В этой связи прежде всего следует отметить, что не всегда ясна граница между заимствованием и субстратом (или суперстратом), особенно когда речь идет о лексических элементах. Например, в современном английском языке по меньшей мере свыше 50 % романской лексики, но следует ли это явление рассматривать как простое заимствование или оно уже перерастает рамки такого заимствования? Стремясь провести здесь разграничение. В. А. Абаев в докладе, сделанном на сессии Института языкознания АН СССР, специально посвященной проблеме субстрата [270], пишет: «…субстрат и заимствование представляют проникновение элементов одной системы в другую. Но при субстрате это проникновение несравненно глубже, интимнее, значительнее. Оно может пронизать все структурные стороны языка, тогда как заимствование, как правило, распространяется только на некоторые разряды лексики. Интимность и глубина сближают субстратные связи со связями, основанными на родстве. И субстрат, и родство предполагают этногенетические связи. В отличие от них заимствование ни в коей мере не связано с этногенезом.

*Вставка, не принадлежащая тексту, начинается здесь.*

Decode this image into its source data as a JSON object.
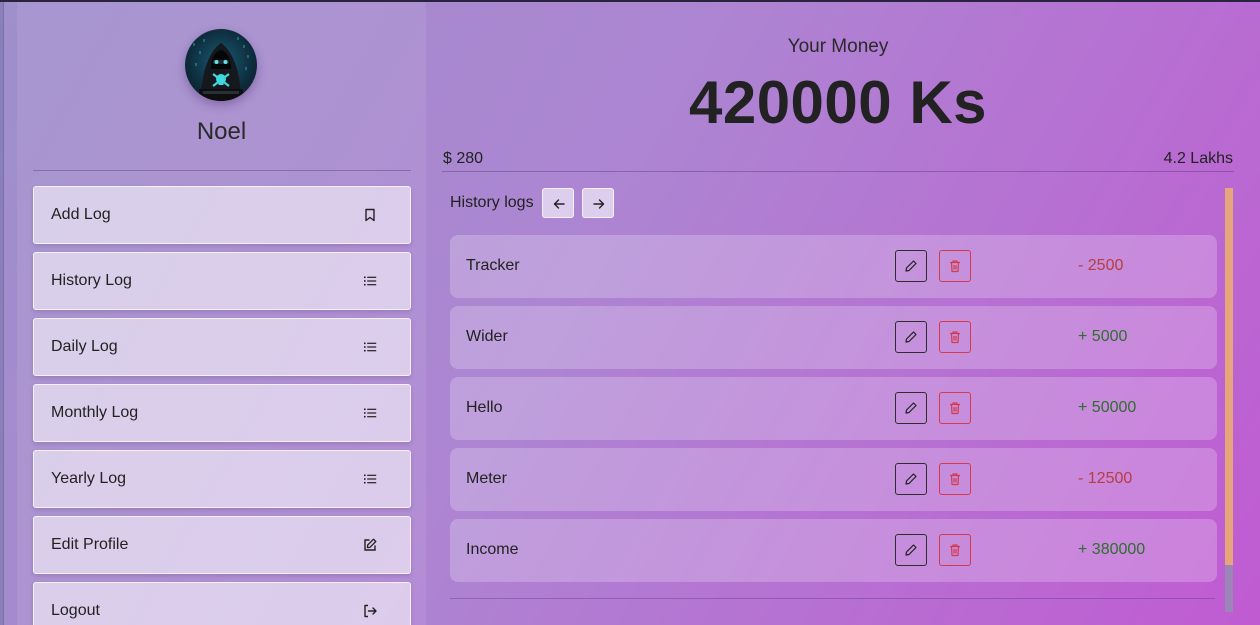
{
  "profile": {
    "name": "Noel",
    "avatar_icon": "hooded-hacker-avatar"
  },
  "sidebar": {
    "items": [
      {
        "label": "Add Log",
        "icon": "bookmark-icon"
      },
      {
        "label": "History Log",
        "icon": "list-icon"
      },
      {
        "label": "Daily Log",
        "icon": "list-icon"
      },
      {
        "label": "Monthly Log",
        "icon": "list-icon"
      },
      {
        "label": "Yearly Log",
        "icon": "list-icon"
      },
      {
        "label": "Edit Profile",
        "icon": "edit-square-icon"
      },
      {
        "label": "Logout",
        "icon": "logout-icon"
      }
    ]
  },
  "money": {
    "title": "Your Money",
    "amount": "420000 Ks",
    "usd": "$ 280",
    "lakhs": "4.2 Lakhs"
  },
  "history": {
    "title": "History logs",
    "prev_icon": "arrow-left-icon",
    "next_icon": "arrow-right-icon",
    "logs": [
      {
        "name": "Tracker",
        "amount": "- 2500",
        "type": "negative"
      },
      {
        "name": "Wider",
        "amount": "+ 5000",
        "type": "positive"
      },
      {
        "name": "Hello",
        "amount": "+ 50000",
        "type": "positive"
      },
      {
        "name": "Meter",
        "amount": "- 12500",
        "type": "negative"
      },
      {
        "name": "Income",
        "amount": "+ 380000",
        "type": "positive"
      }
    ]
  },
  "colors": {
    "negative": "#b63e3e",
    "positive": "#2e6e2e",
    "delete": "#d6394a",
    "scroll_thumb": "#e6a57a"
  }
}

Когда мы пытаемся уяснить, в чем причина своеобразия языковых последствий субстрата, уяснить, почему эти последствия оказываются интимнее и глубже, чем при заимствовании, даже самом интенсивном, мы приходим к проблеме двуязычия. Субстрат связан с переходом с одного языка на другой — процессом… сложным и трудным. Этот процесс предполагает, как переходный этап, более или менее продолжительный период двуязычия. А длительное двуязычие создает предпосылки для далеко идущего смешения и взаимопроникновения двух языковых систем. Лингвистическую специфику субстрата можно объяснить только на почве двуязычия» [271].
Явление двуязычия, создающее условия для влияния не только субстрата, но и суперстрата и адстрата, нередкое, и его существование отнюдь не ограничивается далекими эпохами. Оно есть следствие различных форм контактов и общения народов и, бытуя в нетождественных социальных обстоятельствах, имеет в наши дни такое же широкое распространение, как и в минувшие эпохи. Двуязычной является значительная часть населения Бельгии, говорящего и на французском и на фламандском языках, двуязычно население Эльзаса, попеременно входившего в состав Франции и Германии и поэтому вынужденного ориентироваться на два государственных языка; как правило, двуязычны обитатели Швейцарии, в разных комбинациях владеющие так называемым швейцарско-немецким, собственно немецким, французским, ретороманским и итальянским; подавляющее большинство бретонцев, живущих во Франции компактными поселениями, наряду с французским сохранили для «внутреннего» употребления также и родной бретонский язык. В Советском Союзе также широко развито двуязычие, где оно тоже носит многообразные формы: кроме многочисленных случаев владения русским языком наряду с родным грузинским, армянским, украинским, латышским и т. д. можно встретить случаи двуязычия, подобного тому, какое, например, имеет место в Бухаре, где все население говорит на узбекском и таджикском языках (а значительная часть населения прибавляет к этому еще и русский) [272].
Процесс влияния одного языка на другой в условиях двуязычия стремится детально проследить в своей работе Б. Террачини [273]. «Он исходит из новообразований, — рассказывает об этой работе в своем обозрении В. Пизани — которые возникают тогда, когда говорящий индивид, употребляя в процессе речи для выражения того или иного содержания известные ему элементы, пользуется не теми из них, какие являются употребительными для окружающей его среды, а иными, необщеупотребительными; в дальнейшем эти неупотребительные элементы речи распространяются в данной языковой среде; таким образом происходит слияние и смешение двух различных языковых традиций или же двух течений внутри одной и той же традиции. Сюда же относится и тот случай субстрата, когда побежденный язык ставится в такие же отношения к языку-победителю, в каких находится говор, растворяющийся в общенародном языке. В этом случае мы имеем дело с результатом максимального смешения, которое может возникнуть из соприкосновения двух языков; говорящий переходит здесь от одного языка к другому так же, как переходит от низшей формы к высшей в пределах одной и той же языковой традиции. Там, где мы можем проследить, как происходит наслоение одного языка на другой, мы видим, что один язык вливается в другой подобно иссякающему потоку. Мы имеем дело тогда не с отдельными случайными явлениями, а с общим воздействием одного языка на другой язык, которое бывает то ясно различимым, то скрытым и которое вдруг исчезает, смотря по тому, насколько отдельные серии грамматических фактов совпадают с сериями фактов, которыми они вытесняются» [274].